Probably most young people can't really bring themselves to be moved by the fact of death. Of the people who are moved by the fact of death, there are two kinds of attitudes. Most commonly it is a kind of fear of death, that is, they don't know how soon they are going to die, and they don't want to die. They may want to hold on to the good things in this life or possibly something they can leave behind which they will be admired for in the future. There is a great deal of self-attachment in this attitude.
The other type of attitude is held by people who are practicing. When they are practicing well, the fear of death is absent. They are consciously aware that they are going to die and death may come at any time, and they don't want to die leaving anything undone. This means they want to take advantage of all their time to practice hard. Since they still have not attained liberation, they don't know where they're going after death. But they know they are in contact with the Buddha Dharma now, so they should make good use of the present life to practice as much as they can. Of course, there is self-attachment involved here also. But this is necessary. If there were no self-attachment, you would not have the original thought to practice. It was in order to solve your own problems that you first began practicing.
The most important point that the Great Masters in the past have made with regard to death is: when you are actually practicing, you should not be afraid of your body dying, or of losing something. In the past, when people left the home life, they made a kind of mental preparation that they were handing their body over to the monastery, and handing their life over to the spiritual beings who protect the Buddha Dharma. Whatever the monastery or Dharma protectors instruct them to do, they will do. They are just going to practice, disregarding their body and life.
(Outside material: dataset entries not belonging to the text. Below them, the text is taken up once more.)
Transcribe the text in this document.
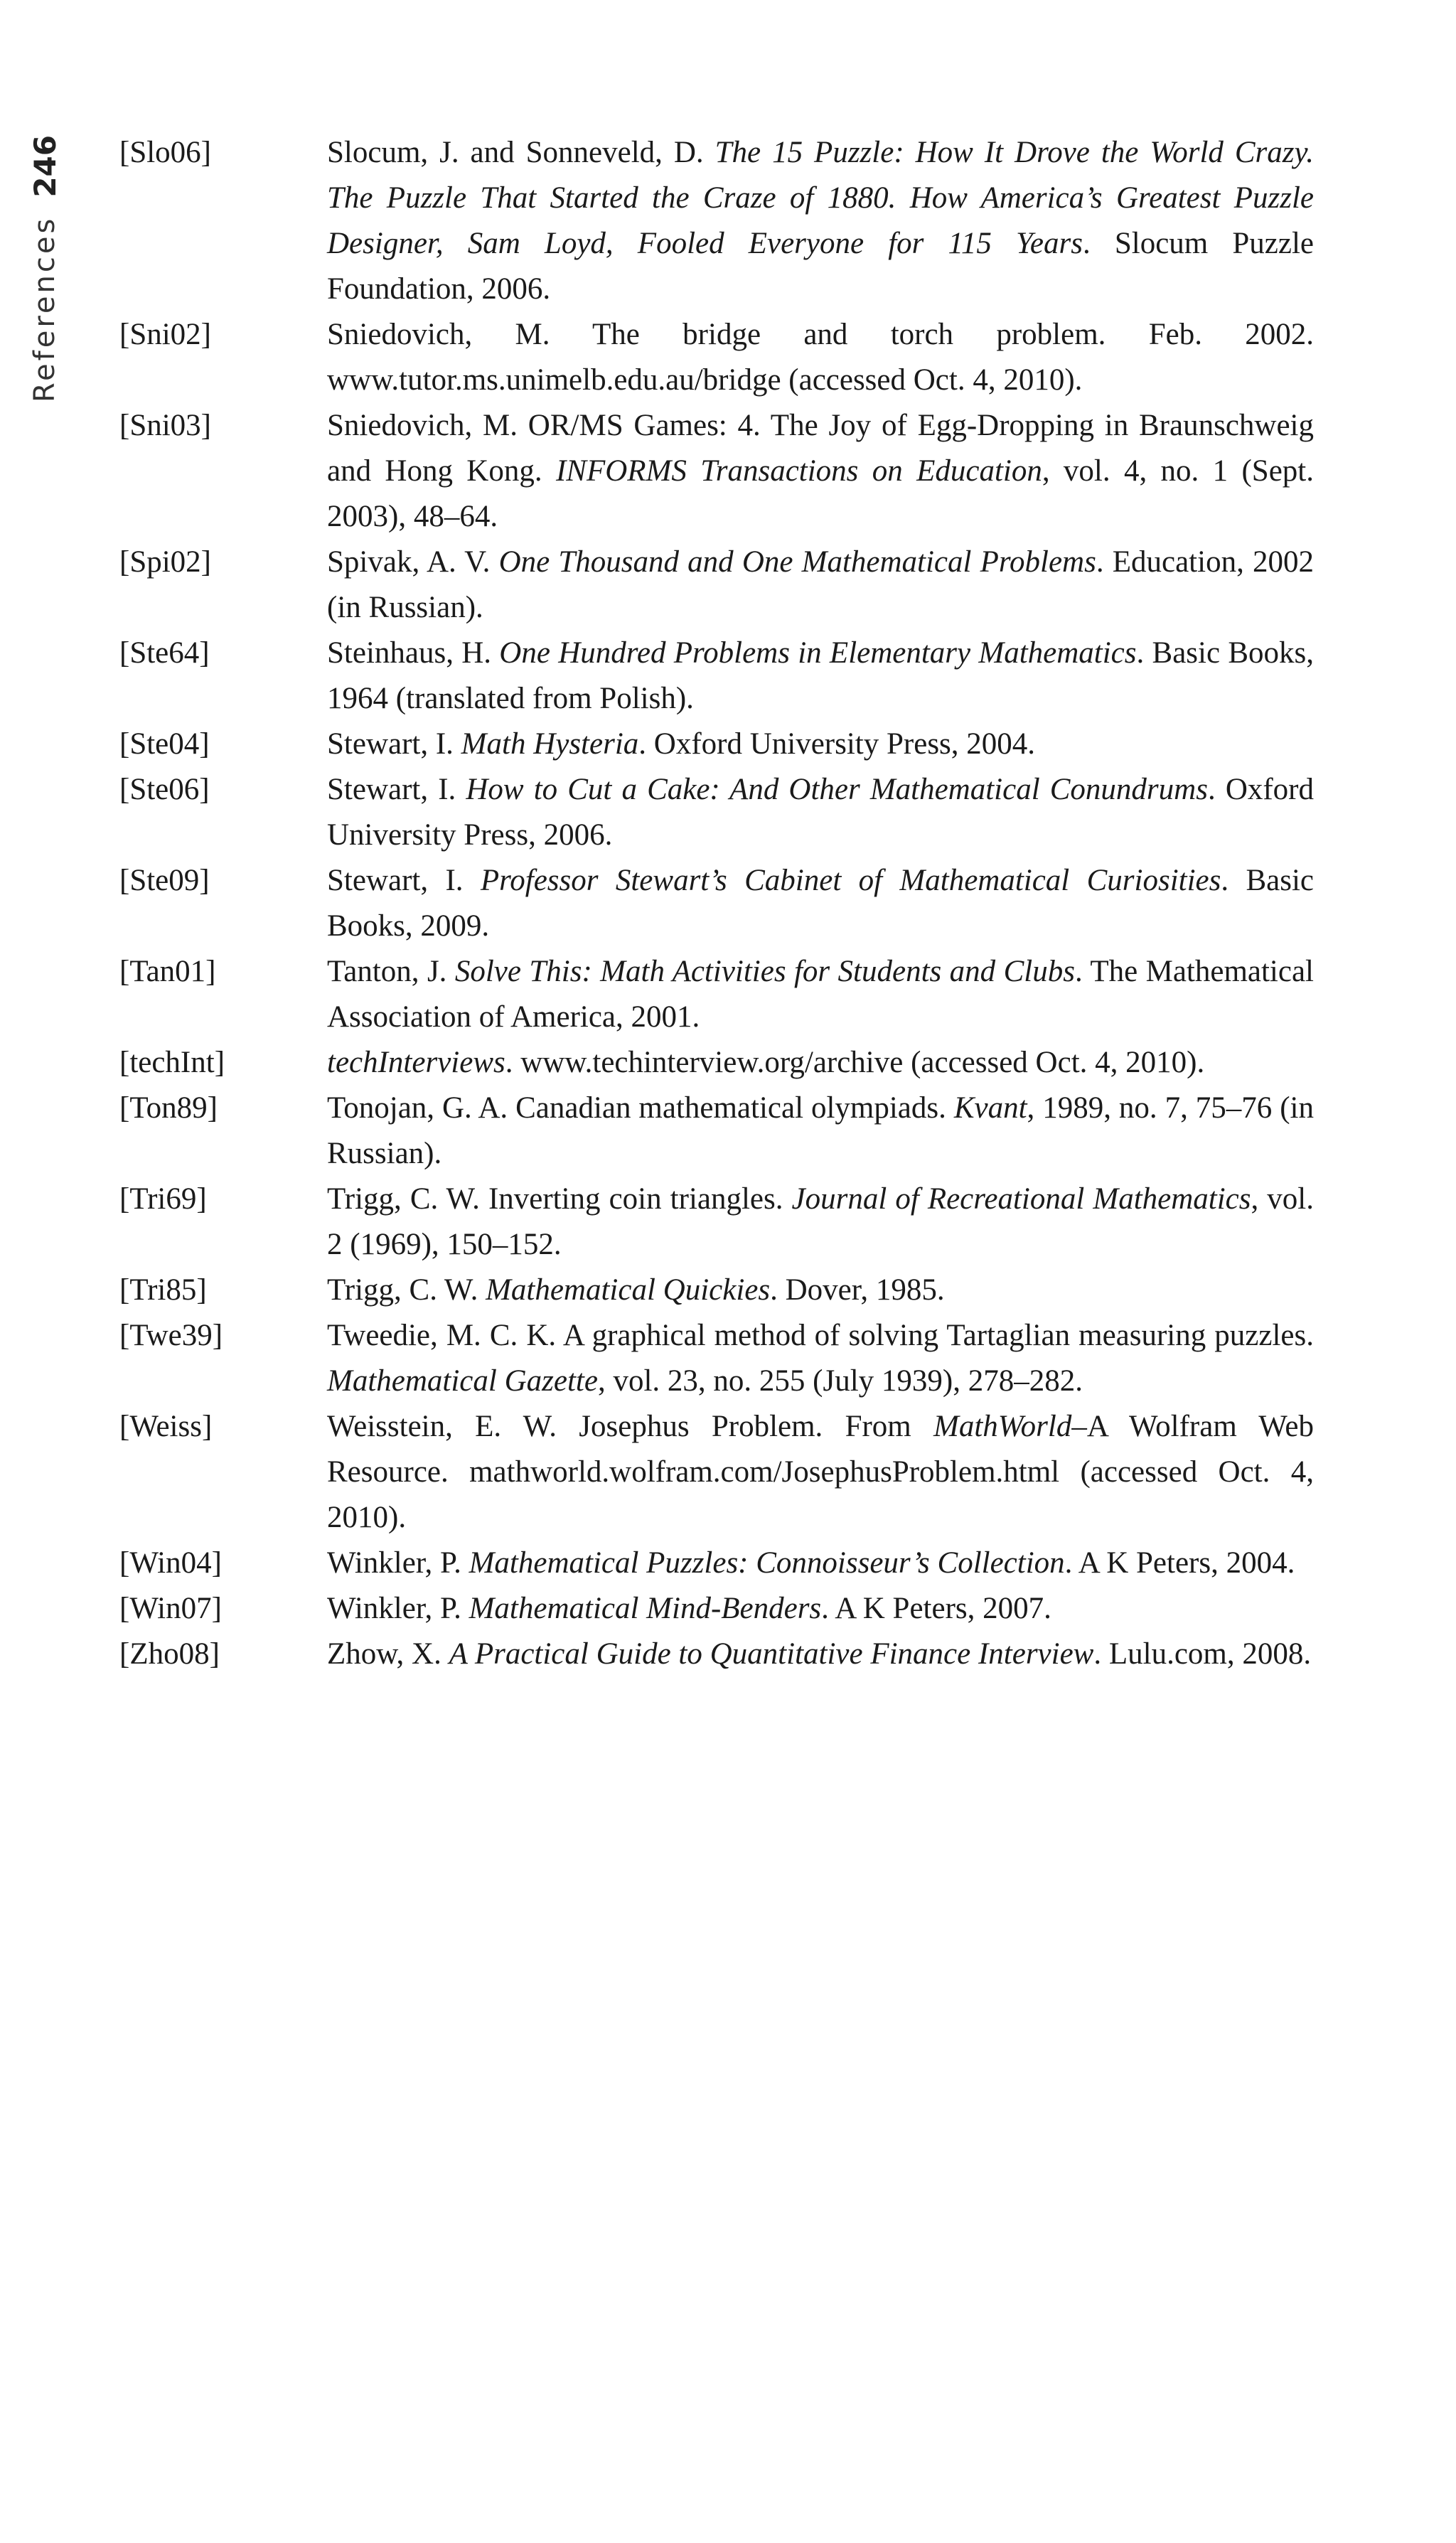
References
246 [Slo06]	Slocum, J. and Sonneveld, D. The 15 Puzzle: How It Drove the World Crazy. The Puzzle That Started the Craze of 1880. How America’s Greatest Puzzle Designer, Sam Loyd, Fooled Everyone for 115 Years. Slocum Puzzle Foundation, 2006.
[Sni02]	Sniedovich, M. The bridge and torch problem. Feb. 2002. www.tutor.ms.unimelb.edu.au/bridge (accessed Oct. 4, 2010).
[Sni03]	Sniedovich, M. OR/MS Games: 4. The Joy of Egg-Dropping in Braunschweig and Hong Kong. INFORMS Transactions on Education, vol. 4, no. 1 (Sept. 2003), 48–64.
[Spi02]	Spivak, A. V. One Thousand and One Mathematical Problems. Education, 2002 (in Russian).
[Ste64]	Steinhaus, H. One Hundred Problems in Elementary Mathematics. Basic Books, 1964 (translated from Polish).
[Ste04]	Stewart, I. Math Hysteria. Oxford University Press, 2004.
[Ste06]	Stewart, I. How to Cut a Cake: And Other Mathematical Conundrums. Oxford University Press, 2006.
[Ste09]	Stewart, I. Professor Stewart’s Cabinet of Mathematical Curiosities. Basic Books, 2009.
[Tan01]	Tanton, J. Solve This: Math Activities for Students and Clubs. The Mathematical Association of America, 2001.
[techInt]	techInterviews. www.techinterview.org/archive (accessed Oct. 4, 2010).
[Ton89]	Tonojan, G. A. Canadian mathematical olympiads. Kvant, 1989, no. 7, 75–76 (in Russian).
[Tri69]	Trigg, C. W. Inverting coin triangles. Journal of Recreational Mathematics, vol. 2 (1969), 150–152.
[Tri85]	Trigg, C. W. Mathematical Quickies. Dover, 1985.
[Twe39]	Tweedie, M. C. K. A graphical method of solving Tartaglian measuring puzzles. Mathematical Gazette, vol. 23, no. 255 (July 1939), 278–282.
[Weiss]	Weisstein, E. W. Josephus Problem. From MathWorld–A Wolfram Web Resource. mathworld.wolfram.com/JosephusProblem.html (accessed Oct. 4, 2010).
[Win04]	Winkler, P. Mathematical Puzzles: Connoisseur’s Collection. A K Peters, 2004.
[Win07]	Winkler, P. Mathematical Mind-Benders. A K Peters, 2007.
[Zho08]	Zhow, X. A Practical Guide to Quantitative Finance Interview. Lulu.com, 2008.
As to the practitioner who does not think about death or care about it one way or another because it doesn't affect him anyway, and thus is not afraid of death - this is also a good attitude. One can practice well with it. People who are constantly worrying about their body during meditation - I feel a little pain here, a little discomfort there, if I keep on going, maybe something will happen to me - will never practice well. Not only should you not worry about your body dying, but you should not worry about your spirit dying. If there's any kind of "spirit" left that could become a Buddha, then it's definitely not the real thing. It's just a demon or a ghost! If there is anything left there, no matter if it is a "false" or "wandering" mind, or a so-called "true" or "correct" mind, it has to die, or else it's just a ghost. So what do you want to do - become a Buddha or a ghost?
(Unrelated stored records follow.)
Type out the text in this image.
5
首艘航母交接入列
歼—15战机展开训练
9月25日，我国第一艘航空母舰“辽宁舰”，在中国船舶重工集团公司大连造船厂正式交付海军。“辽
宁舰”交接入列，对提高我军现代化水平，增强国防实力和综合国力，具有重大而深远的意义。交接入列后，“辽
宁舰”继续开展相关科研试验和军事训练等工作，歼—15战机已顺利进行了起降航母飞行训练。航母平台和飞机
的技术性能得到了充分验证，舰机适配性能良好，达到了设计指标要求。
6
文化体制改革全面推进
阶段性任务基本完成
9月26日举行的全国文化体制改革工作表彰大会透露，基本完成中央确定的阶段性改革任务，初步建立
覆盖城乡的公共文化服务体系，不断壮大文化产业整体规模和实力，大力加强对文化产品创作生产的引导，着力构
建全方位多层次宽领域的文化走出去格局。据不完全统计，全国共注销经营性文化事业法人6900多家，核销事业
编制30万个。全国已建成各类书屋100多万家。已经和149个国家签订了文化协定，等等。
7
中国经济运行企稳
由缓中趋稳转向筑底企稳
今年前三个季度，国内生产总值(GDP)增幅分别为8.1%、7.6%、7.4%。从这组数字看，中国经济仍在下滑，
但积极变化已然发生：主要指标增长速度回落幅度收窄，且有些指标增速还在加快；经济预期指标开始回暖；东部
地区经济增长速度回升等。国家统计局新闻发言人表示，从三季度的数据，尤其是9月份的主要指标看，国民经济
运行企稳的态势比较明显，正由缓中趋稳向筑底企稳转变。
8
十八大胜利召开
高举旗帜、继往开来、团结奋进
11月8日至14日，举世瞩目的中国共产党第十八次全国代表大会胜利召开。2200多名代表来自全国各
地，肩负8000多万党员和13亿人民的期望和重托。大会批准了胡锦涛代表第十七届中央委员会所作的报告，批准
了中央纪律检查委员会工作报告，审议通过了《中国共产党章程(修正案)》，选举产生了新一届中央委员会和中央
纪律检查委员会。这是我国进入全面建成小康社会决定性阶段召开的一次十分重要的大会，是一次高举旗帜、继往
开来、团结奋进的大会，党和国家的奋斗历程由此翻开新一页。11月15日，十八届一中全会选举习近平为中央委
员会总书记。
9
Once in China there was a monk who practiced so well he was able to leave his body and travel around. One time he left his body for a week and everyone took a look at him for that one week sitting there and assumed he had died, so they cremated his body. At the end of the week, he came back to the same place and couldn't find his body. So he hovered up in the sky, yelling out, "Where am I? Where am I?" Everyone in the monastery was frightened about this because for several days straight he was shouting "Where am I?" And now, some of you are also using this method, right? Did any of you find it?
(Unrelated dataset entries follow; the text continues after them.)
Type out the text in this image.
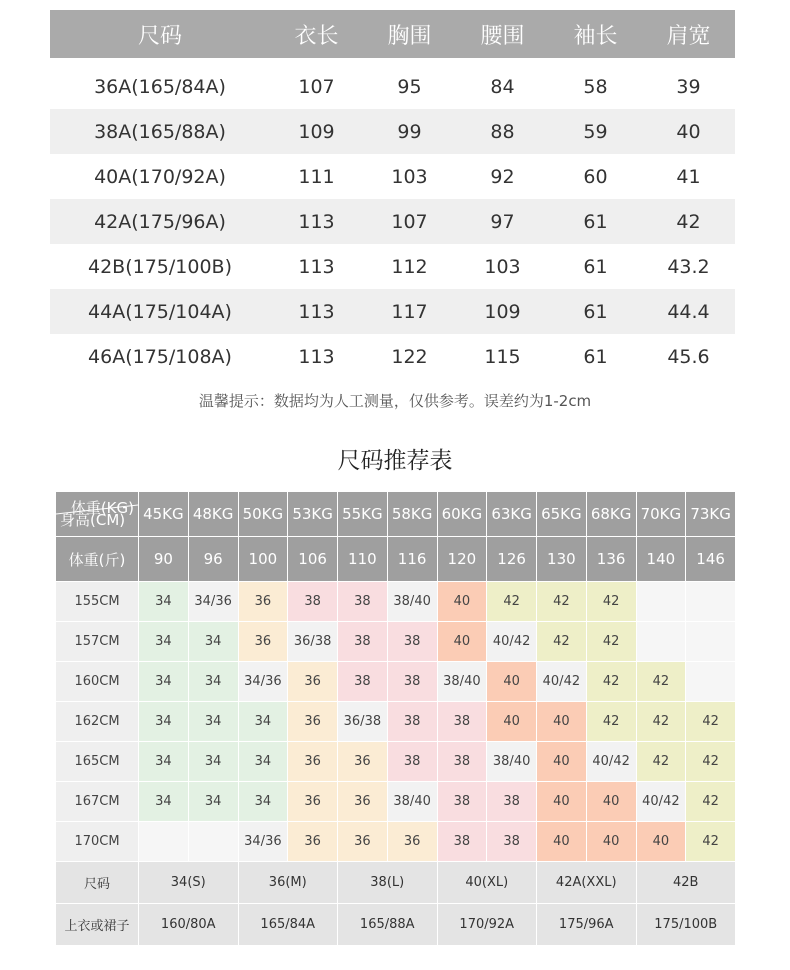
尺码	衣长	胸围	腰围	袖长	肩宽

36A(165/84A)	107	95	84	58	39
38A(165/88A)	109	99	88	59	40
40A(170/92A)	111	103	92	60	41
42A(175/96A)	113	107	97	61	42
42B(175/100B)	113	112	103	61	43.2
44A(175/104A)	113	117	109	61	44.4
46A(175/108A)	113	122	115	61	45.6
温馨提示：数据均为人工测量，仅供参考。误差约为1-2cm
尺码推荐表
体重(KG)
身高(CM)	45KG	48KG	50KG	53KG	55KG	58KG	60KG	63KG	65KG	68KG	70KG	73KG
体重(斤)	90	96	100	106	110	116	120	126	130	136	140	146
155CM	34	34/36	36	38	38	38/40	40	42	42	42		
157CM	34	34	36	36/38	38	38	40	40/42	42	42		
160CM	34	34	34/36	36	38	38	38/40	40	40/42	42	42	
162CM	34	34	34	36	36/38	38	38	40	40	42	42	42
165CM	34	34	34	36	36	38	38	38/40	40	40/42	42	42
167CM	34	34	34	36	36	38/40	38	38	40	40	40/42	42
170CM			34/36	36	36	36	38	38	40	40	40	42
尺码	34(S)		36(M)		38(L)		40(XL)		42A(XXL)		42B	
上衣或裙子	160/80A		165/84A		165/88A		170/92A		175/96A		175/100B	
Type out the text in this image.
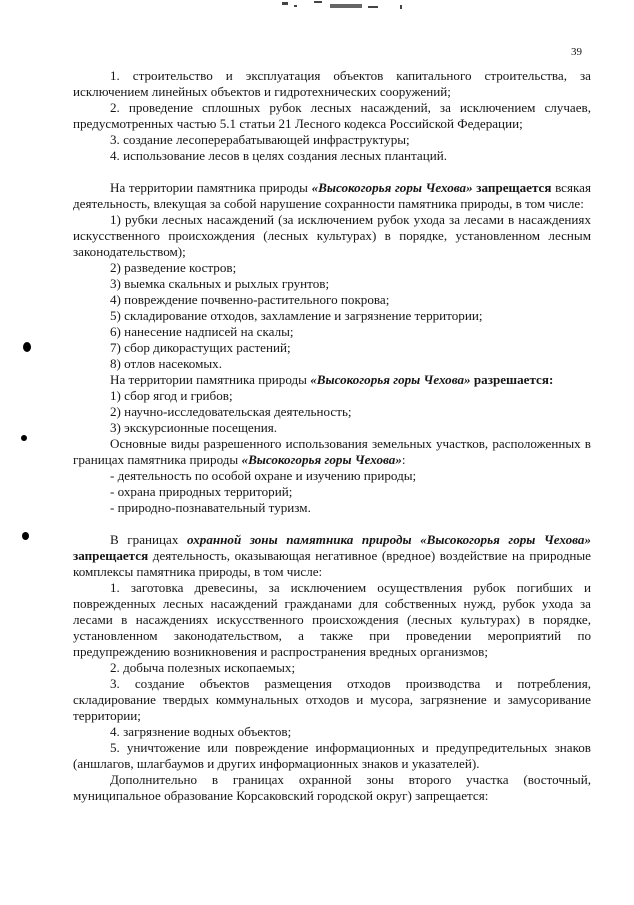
39
1. строительство и эксплуатация объектов капитального строительства, за исключением линейных объектов и гидротехнических сооружений;
2. проведение сплошных рубок лесных насаждений, за исключением случаев, предусмотренных частью 5.1 статьи 21 Лесного кодекса Российской Федерации;
3. создание лесоперерабатывающей инфраструктуры;
4. использование лесов в целях создания лесных плантаций.
На территории памятника природы «Высокогорья горы Чехова» запрещается всякая деятельность, влекущая за собой нарушение сохранности памятника природы, в том числе:
1) рубки лесных насаждений (за исключением рубок ухода за лесами в насаждениях искусственного происхождения (лесных культурах) в порядке, установленном лесным законодательством);
2) разведение костров;
3) выемка скальных и рыхлых грунтов;
4) повреждение почвенно-растительного покрова;
5) складирование отходов, захламление и загрязнение территории;
6) нанесение надписей на скалы;
7) сбор дикорастущих растений;
8) отлов насекомых.
На территории памятника природы «Высокогорья горы Чехова» разрешается:
1) сбор ягод и грибов;
2) научно-исследовательская деятельность;
3) экскурсионные посещения.
Основные виды разрешенного использования земельных участков, расположенных в границах памятника природы «Высокогорья горы Чехова»:
- деятельность по особой охране и изучению природы;
- охрана природных территорий;
- природно-познавательный туризм.
В границах охранной зоны памятника природы «Высокогорья горы Чехова» запрещается деятельность, оказывающая негативное (вредное) воздействие на природные комплексы памятника природы, в том числе:
1. заготовка древесины, за исключением осуществления рубок погибших и поврежденных лесных насаждений гражданами для собственных нужд, рубок ухода за лесами в насаждениях искусственного происхождения (лесных культурах) в порядке, установленном законодательством, а также при проведении мероприятий по предупреждению возникновения и распространения вредных организмов;
2. добыча полезных ископаемых;
3. создание объектов размещения отходов производства и потребления, складирование твердых коммунальных отходов и мусора, загрязнение и замусоривание территории;
4. загрязнение водных объектов;
5. уничтожение или повреждение информационных и предупредительных знаков (аншлагов, шлагбаумов и других информационных знаков и указателей).
Дополнительно в границах охранной зоны второго участка (восточный, муниципальное образование Корсаковский городской округ) запрещается:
Anyway, as it happened, after he was shouting for a few days, the abbot decided to get rid of him in a certain way. He put a big tub of water right under where the sound was coming from, and the next time they heard the voice crying, "Where am I?", the abbot yelled up, "You're down here!" Upon hearing that, the spirit descended with a splash. Then the abbot called out to him: "You're already dead! After all, all you did was turn yourself into a ghost. Pitiable ghost! Did you really get liberated? Don't you know that neither the five skandhas nor the four elements that compose the body are you? Where are you?"
Then this monk realized that his physical body was not the same as himself, and the death of the physical body was not an important issue. If he was still to think that the water was actually himself, he would have transformed from a ghost to a water spirit.
So if I put this glass of water here right now, and if someone were to ask, "Where am I?" and I were to say, "You are here" (pointing to the water), would any of you get enlightened?